J. H. Fishel, Republic Steel Corporation expert in stainless steel, predicts that stainless alloy automobiles, requiring no paint or other finishing, will be commonplace tomorrow. Today such a car would cost too much. But with the production of high-strength stainless steel alloys, cheaper methods of production, and the streamlining of cars so their parts will be easy to make, non-rusting automobiles will be made available to everyone.
The airplane of the future, as envisioned by Mr. Fishel, will have all-metal wings consisting largely of strong, thin stainless sheet steel, stretched over a framework of the same material. Metallurgists already are at work on the problem of making suitable sheet material. Such planes will be stronger than those in use today, will be fireproof, and will require no special protection against corrosion.
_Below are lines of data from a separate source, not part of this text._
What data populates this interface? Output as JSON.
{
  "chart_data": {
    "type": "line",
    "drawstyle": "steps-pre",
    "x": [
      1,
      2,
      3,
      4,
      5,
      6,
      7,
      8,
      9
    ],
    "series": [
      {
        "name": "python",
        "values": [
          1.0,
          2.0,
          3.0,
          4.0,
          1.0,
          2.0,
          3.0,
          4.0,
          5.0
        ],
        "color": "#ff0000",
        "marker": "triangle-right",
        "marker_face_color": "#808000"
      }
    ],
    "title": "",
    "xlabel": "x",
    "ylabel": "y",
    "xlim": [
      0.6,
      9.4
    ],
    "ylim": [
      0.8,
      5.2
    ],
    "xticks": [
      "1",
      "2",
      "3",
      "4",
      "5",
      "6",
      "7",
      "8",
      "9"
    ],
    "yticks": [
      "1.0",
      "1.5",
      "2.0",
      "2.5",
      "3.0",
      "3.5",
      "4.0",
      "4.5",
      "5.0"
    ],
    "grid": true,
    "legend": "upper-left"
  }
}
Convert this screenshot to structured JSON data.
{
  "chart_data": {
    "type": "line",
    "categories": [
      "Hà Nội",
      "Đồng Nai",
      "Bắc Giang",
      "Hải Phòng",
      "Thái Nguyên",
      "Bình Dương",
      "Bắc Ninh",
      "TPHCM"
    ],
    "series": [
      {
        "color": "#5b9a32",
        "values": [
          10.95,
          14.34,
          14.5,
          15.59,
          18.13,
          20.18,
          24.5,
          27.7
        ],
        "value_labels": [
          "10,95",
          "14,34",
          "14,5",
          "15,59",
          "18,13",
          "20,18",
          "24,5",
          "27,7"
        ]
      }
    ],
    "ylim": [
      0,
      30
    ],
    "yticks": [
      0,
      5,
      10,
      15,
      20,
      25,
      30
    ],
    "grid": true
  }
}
Ordinary iron alloys rust for two. reasons. First, the iron is soluble in water, so oxygen can get to it and convert it into oxide. Second, the presence of moisture and other materials among the particles of iron in the metal creates little galvanic batteries, which destroy the iron by electrolytic action. In stainless steel, the chromium present in relatively high percentages has the happy property of changing itself into oxide very quickly, in a few seconds in fact, when exposed to air. Thus there is always, over the surface of a piece of stainless alloy, a very thin, tough layer of chromium oxide, which shields the particles of iron from attack by oxygen. Other ingredients such as nickel also exert a similar protective action, in addition to giving the steel other desirable properties. Elements such as columbium actually guard the individual grains of iron against oxygen, and thus prevent weakening and failure from intergranular corrosion.
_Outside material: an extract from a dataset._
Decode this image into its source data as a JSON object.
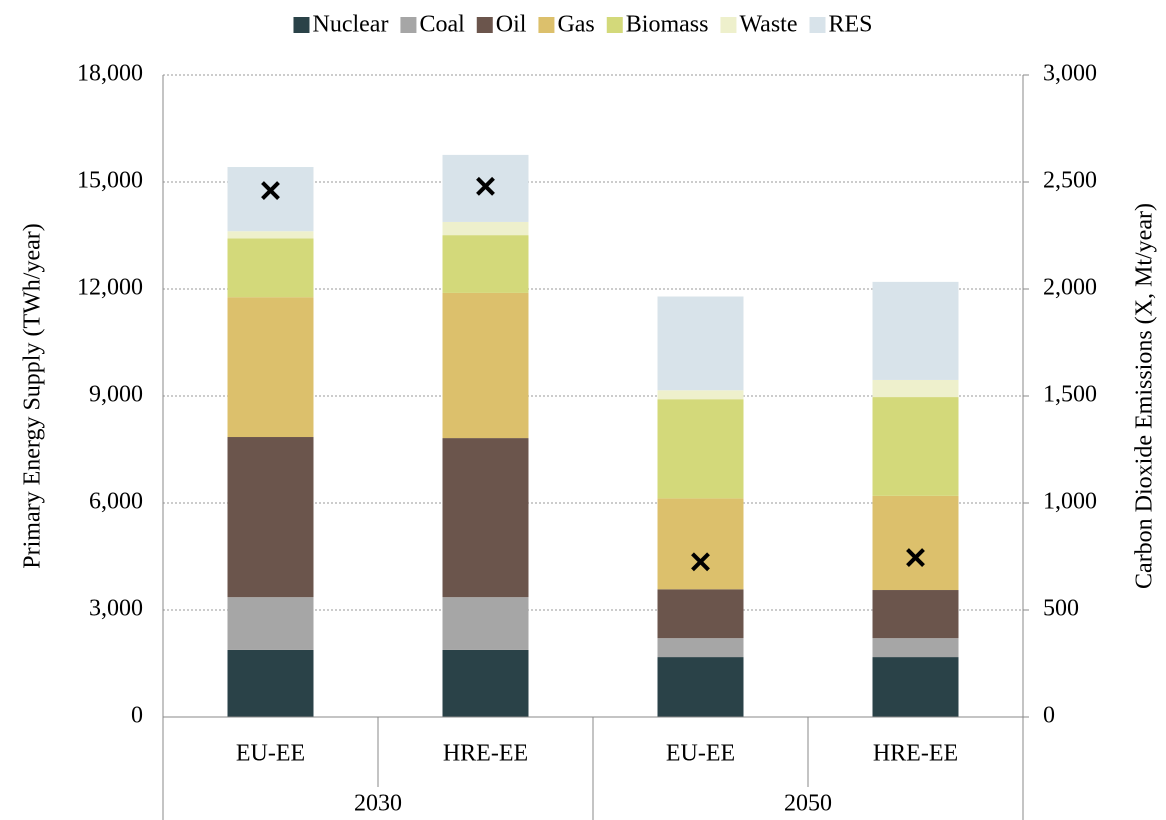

Ordinarily, whenever the protective film of chromium oxide is broken, it heals so quickly that corrosion cannot begin, and the metal remains bright and sound. Occasionally a tiny pit, which cannot be sealed effectively by the chromium oxide, is present, and starts a local oxidation that may cause trouble. Likewise, the surface may be disfigured by corrosion of foreign particles of iron deposited by tools.
Few products have gone so far in so short a time as stainless steel alloys. What the future holds, no one can predict in full. Certainly rust will be less of a menace.